Enlightenment, as we learned this week, is a two-way street. Or, as Dorothy Parker once said, you can lead a horticulture, but you can't make her think.

Lest you think that we are living in a unique period in history -- with half the country believing in angels but not in man-made climate change -- it was ever thus. That's one of the takeaways from Nikolaj Arcel's A Royal Affair, opening today in limited release, a lush romantic drama set in 18th-century Denmark.

Our guide to this seemingly benighted time is Caroline Mathilde (Alicia Vikander), a Welsh noblewoman who is a distant cousin of the Danish king, Christian VII (Mikkel Boe Folsgaard). She is chosen to be his bride and queen, arriving in Copenhagen to discover that he's a fatuous dandy (who may have actual mental problems), uninterested in performing his husbandly duties because he's too busy shagging courtesans. "It's unfashionable to love one's wife," he sniffs.

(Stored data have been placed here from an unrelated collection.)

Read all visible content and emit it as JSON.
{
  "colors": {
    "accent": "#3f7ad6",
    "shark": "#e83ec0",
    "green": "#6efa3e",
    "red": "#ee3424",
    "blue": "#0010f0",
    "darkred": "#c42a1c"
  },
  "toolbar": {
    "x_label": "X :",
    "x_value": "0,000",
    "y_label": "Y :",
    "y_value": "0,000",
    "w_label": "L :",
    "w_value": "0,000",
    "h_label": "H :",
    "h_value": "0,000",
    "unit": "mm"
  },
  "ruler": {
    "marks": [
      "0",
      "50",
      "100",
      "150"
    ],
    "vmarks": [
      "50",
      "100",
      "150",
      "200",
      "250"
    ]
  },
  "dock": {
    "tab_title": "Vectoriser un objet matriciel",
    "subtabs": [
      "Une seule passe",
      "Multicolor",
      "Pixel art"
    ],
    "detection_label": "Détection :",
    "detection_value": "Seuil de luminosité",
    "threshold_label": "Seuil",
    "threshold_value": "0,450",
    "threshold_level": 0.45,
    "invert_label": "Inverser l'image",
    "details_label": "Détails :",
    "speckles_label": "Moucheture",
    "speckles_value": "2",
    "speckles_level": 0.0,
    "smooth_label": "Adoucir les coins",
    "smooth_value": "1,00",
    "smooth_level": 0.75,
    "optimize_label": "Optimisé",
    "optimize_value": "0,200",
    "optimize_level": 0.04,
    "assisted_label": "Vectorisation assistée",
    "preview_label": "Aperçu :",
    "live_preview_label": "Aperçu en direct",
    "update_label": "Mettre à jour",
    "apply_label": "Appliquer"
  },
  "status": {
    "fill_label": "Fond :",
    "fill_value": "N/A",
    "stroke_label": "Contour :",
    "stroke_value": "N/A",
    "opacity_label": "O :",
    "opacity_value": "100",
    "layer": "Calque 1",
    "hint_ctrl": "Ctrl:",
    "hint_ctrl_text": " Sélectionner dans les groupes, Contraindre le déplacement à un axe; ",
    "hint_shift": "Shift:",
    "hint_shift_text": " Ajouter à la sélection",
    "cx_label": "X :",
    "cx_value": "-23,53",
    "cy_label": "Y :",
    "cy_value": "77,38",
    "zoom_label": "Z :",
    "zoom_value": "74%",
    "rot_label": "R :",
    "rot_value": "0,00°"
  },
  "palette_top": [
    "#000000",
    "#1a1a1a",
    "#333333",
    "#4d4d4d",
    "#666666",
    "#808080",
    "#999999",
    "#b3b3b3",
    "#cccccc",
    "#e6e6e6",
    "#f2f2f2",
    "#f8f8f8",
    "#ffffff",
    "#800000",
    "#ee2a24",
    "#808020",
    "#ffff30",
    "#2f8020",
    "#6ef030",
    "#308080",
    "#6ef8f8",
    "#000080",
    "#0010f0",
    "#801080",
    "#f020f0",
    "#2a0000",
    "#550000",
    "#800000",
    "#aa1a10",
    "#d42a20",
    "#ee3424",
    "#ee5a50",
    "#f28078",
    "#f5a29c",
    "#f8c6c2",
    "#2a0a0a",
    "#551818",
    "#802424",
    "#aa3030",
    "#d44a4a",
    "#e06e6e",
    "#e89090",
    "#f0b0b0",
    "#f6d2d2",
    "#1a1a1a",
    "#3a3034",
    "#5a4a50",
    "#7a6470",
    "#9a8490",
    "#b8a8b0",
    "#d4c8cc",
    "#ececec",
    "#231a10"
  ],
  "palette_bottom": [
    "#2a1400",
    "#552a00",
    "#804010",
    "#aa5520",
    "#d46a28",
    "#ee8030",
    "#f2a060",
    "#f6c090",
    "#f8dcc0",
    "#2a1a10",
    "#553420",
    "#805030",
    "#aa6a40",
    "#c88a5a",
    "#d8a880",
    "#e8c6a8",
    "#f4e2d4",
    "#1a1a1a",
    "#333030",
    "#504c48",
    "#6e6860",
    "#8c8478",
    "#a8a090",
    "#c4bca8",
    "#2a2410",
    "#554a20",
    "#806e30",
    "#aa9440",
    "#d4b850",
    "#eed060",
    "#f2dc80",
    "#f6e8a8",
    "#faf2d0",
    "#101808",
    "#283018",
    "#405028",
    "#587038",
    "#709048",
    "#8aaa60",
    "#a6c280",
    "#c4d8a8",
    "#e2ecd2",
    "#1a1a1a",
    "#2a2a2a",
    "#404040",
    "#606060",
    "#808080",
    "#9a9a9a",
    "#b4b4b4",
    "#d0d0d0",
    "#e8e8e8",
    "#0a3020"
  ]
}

Still, his advisers -- who mostly come from the church -- suggest strongly that he have it off with Caroline in order to produce an heir. But that's about it. So she's ripe for companionship when a German doctor, Struensee (Mads Mikkelsen), turns up at court, the friend of one of the king's nobles. He befriends both king and queen, flattering the king and reminding him that, in fact, he runs the country, not his determinedly anti-science-and-enlightenment council or his mother, the dowager queen.

The council runs the country, outvoting the king in meetings that leave Christian bored and frustrated with government. But Struensee points out that, well, he's the king -- so he can disband the council and make decisions himself.

He and the king become pals, playmates, co-conspirators in running the country. Struensee is decidedly progressive, aware of and happy to promulgate the ideas of the enlightenment that are sweeping other parts of Germany. Even as he becomes the king's most influential adviser, practically running the country himself, he's also falling for the queen -- and falling into her bed.

It is, briefly, the best of all possible worlds: Struensee and the king are dragging the country out of the Dark Ages, cleaning the sewers, reducing poverty, improving public health. But the disenfranchised members of the council don't take losing power lightly. The hell with the greater good, if the right people aren't in charge: Sound familiar?

Arcel keeps the melodrama to a minimum, without losing the drama. Mikkelsen plays Struensee as a pragmatic man who succumbs to romance, rather than passion. He genuinely falls for Catherine and her intelligence, as well as her beauty. Vikander plays Catherine as a bright woman caught in a world of dolts, who finds the one bright bulb in her circle. Folsgaard's Christian is an adult brat, easily led for good or ill.

A Royal Affair looks sumptuous and contains meaty, provocative ideas. It's a feast of a film, one that will send you scurrying for background on the real people behind this true story.